Figura di studioso e di prete difficile, personalità piena di contraddizioni, spirito inquieto, ma dotato di grande intuizione e capacità di cogliere dalle premesse gli esiti di una dottrina, Ernesto Buonaiuti si presenta fin dai suoi primi scritti come un protagonista. Ventenne, scrive a Murri per affermare la necessità di un rinnovamento religioso, premessa e base di qualsiasi rinnovamento sociale.

Il cristianesimo non può offrire la base per nessun programma politico, aveva scritto a Murri il giovane Buonaiuti: sarebbe un grave errore illudersi su questo punto. “Fin da allora – scrive Buonaiuti nell’autobiografia – io mi dovevo trovare all’opposizione. Io sentivo fin da allora, con una forza cui non avrei mai più saputo resistere, che il cristianesimo non può offrire un connotato specifico e inconfondibile a una qualsiasi organizzazione politica […] Romolo Murri aveva creato un partito democratico-cristiano, egli stesso vittima di un errore invalso ormai da decenni nella mentalità e nella pratica così del cattolicesimo ufficiale come delle correnti politiche nate dalla Rivoluzione Francese”.

Tra i venti e venticinque anni, era nato nel 1881, Buonaiuti svolge un’attività di studio intensa e impaziente che non sfugge a Giovanni Papini, osservatore attento e precoce protagonista di una stagione letteraria, che di lui scrive: “aveva la mia stessa data di battesimo ed era dunque assai giovane quando io lo conobbi: mi sembra, anzi, che fosse ancora studente all’Apollinare. Era smilzo, magro, pallido, irrequieto, ma spesso sorridente. Parlava volentieri, con sicura scioltezza e gli occhi scuri gli brillavano a momenti, come quelli di un innamorato. V’erano tra noi, alcune affinità elettive e in primissimo luogo l’impazienza di uscire dalle carraie rinseccolite della cultura dominante e l’appetenza perenne per le nuove correnti di pensiero, per le teorie di fresco conio, che fossero o sembrassero originali. Era al par di me lettore infaticabile di libri d’ogni colore e tenore. Mi piaceva infinitamente nel Buonaiuti la cordiale eloquenza, la spregiudicata caccia del vero e, soprattutto, la sua evidente parzialità per tutto quello che odorava di eterodosso e magari di eretico”.

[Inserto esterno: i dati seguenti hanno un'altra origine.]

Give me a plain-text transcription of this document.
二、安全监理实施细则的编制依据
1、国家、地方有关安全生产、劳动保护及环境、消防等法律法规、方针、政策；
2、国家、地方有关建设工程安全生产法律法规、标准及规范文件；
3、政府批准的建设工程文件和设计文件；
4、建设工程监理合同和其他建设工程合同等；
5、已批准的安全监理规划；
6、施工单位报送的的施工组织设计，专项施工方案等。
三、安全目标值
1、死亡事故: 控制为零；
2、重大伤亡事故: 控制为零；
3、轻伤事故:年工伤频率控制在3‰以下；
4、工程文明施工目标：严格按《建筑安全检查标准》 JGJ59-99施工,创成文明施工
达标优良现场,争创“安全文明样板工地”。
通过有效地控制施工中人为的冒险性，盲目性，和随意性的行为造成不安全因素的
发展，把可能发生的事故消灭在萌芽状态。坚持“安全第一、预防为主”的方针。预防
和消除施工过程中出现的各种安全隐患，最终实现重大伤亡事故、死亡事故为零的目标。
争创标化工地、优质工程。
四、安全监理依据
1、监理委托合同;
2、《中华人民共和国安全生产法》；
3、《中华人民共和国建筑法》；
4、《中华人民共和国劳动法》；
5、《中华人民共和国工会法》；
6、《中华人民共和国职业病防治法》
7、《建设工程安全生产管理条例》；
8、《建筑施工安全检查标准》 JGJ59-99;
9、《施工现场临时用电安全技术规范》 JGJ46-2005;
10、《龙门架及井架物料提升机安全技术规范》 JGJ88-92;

Dopo avere frequentato il Seminario Romano dell’Apollinare di Roma, dove tra i suoi compagni ebbe Angelo Roncalli, poi papa Giovanni XXIII, fu ordinato sacerdote il 19 dicembre 1903. Durante il periodo degli studi aveva dimostrato ben presto doti intellettuali fuori dal comune, incorrendo però in sanzioni da parte dei superiori per la troppa libertà dimostrata nell’apprezzare le moderne impostazioni scientifiche delle discipline religiose. Per questo fu allontanato dal seminario pur permettendogli di continuare a seguire i corsi di teologia. Proseguì i suoi studi collaborando con lo storico delle religioni Salvatore Minocchi, utilizzando le risorse offerte dal metodo positivo allo studio del Cristianesimo primitivo (Il cristianesimo primitivo e la Politica imperiale romana, 1911).

Fondò a soli 24 anni la Rivista storico-critica delle scienze teologiche, per la diffusione della cultura religiosa in Italia e diresse in seguito la rivista Ricerche religiose. Queste riviste, premiate almeno in un primo momento da un discreto successo editoriale, vennero poste poi all’Indice. Il 25 gennaio 1926 era stato colpito con la scomunica, ribadita più volte, per aver preso le difese del movimento modernista soprattutto nelle opere Il programma dei modernisti (1908) e Lettere di un prete modernista (1908), contro la posizione ufficiale della Chiesa espressa nell’Enciclica Pascendi dominici gregis, emanata da papa Pio X nel 1907. Nell’autobiografia (Il pellegrino di Roma, 1945), Buonaiuti ricostruì il conflitto con la Chiesa cattolica, della quale, nonostante la scomunica, continuò a proclamarsi figlio fedele.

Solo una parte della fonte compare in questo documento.